On her bad days, Jules liked to curl up on the banquette in the breakfast nook and listen to music while Lenno
x cooked. Somehow being close to Lennox and Gran lessened her fevers and the cramping.
“No.” Jules rubbed her chin against the knit throw covering her from toes to neck. “It’s one of the bad days.”
“The full body cramps?” Lennox came over to peer over the breakfast table at her.
“Not if I don’t move.”
Leaning over Jules, Lennox touched her neck with light fingers. “This has to stop, Juliana. It doesn’t make sense.”
“I know.” Jules gritted her teeth as a particularly bad cramp convulsed in her chest.
Lennox disappeared and returned with a small cup. “Open,” she said. Jules obeyed and Lennox placed an ice chip on her tongue. While it melted Lennox sat in one of the chairs.

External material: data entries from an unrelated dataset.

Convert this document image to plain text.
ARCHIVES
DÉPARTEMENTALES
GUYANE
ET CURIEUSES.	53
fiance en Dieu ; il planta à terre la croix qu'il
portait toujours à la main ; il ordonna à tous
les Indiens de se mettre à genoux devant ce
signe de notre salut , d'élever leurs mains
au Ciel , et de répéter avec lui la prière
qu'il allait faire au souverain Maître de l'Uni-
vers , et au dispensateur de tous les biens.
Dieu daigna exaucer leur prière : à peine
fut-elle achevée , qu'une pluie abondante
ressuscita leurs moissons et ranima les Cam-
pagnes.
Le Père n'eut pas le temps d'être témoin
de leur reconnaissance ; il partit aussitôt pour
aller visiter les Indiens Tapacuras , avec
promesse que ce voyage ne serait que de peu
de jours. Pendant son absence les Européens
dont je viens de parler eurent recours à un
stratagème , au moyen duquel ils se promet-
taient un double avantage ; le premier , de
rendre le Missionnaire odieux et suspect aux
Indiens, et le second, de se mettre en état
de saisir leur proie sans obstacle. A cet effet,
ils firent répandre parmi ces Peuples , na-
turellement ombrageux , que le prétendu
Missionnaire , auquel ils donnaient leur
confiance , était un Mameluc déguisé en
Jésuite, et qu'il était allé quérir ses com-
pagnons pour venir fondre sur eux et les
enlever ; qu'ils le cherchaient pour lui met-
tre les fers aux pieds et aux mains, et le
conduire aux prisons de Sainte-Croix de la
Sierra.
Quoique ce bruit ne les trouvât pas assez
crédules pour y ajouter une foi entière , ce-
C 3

Jules opened her mouth and Lennox gave her another ice chip. “You don’t think this is something supernatural? Maybe it has something to do with Daz, honey.”
“Don’t, Leni.” Jules held up a hand and gritted through another cramp, this one accompanied by a wave of nausea. Her hand dropped. “I’d forgotten about him for ten whole minutes. I don’t get many reprieves that long.”
She missed Daz with an ache that rivaled her sickness. Every morning when she woke up and looked at the empty spot beside her, she thought, Maybe today. Maybe today he’ll come home. He never did. His absence had hollowed her out. She’d become a pretty shell, like the largest nesting doll if you removed all the smaller ones. It looked fine until you picked it up and realized it was empty. Jules could accept the painful fevers of her medical condition. She’d take double, if someone could take away the everyday heartache of losing Daz.
She missed his voice when he read to her, the feel of his fingers on her cheeks. She craved him, his smart mouth, his kind heart. She wanted him back. How badly had she fucked up that she wasn’t allowed to be happy? Why couldn’t she have her man back?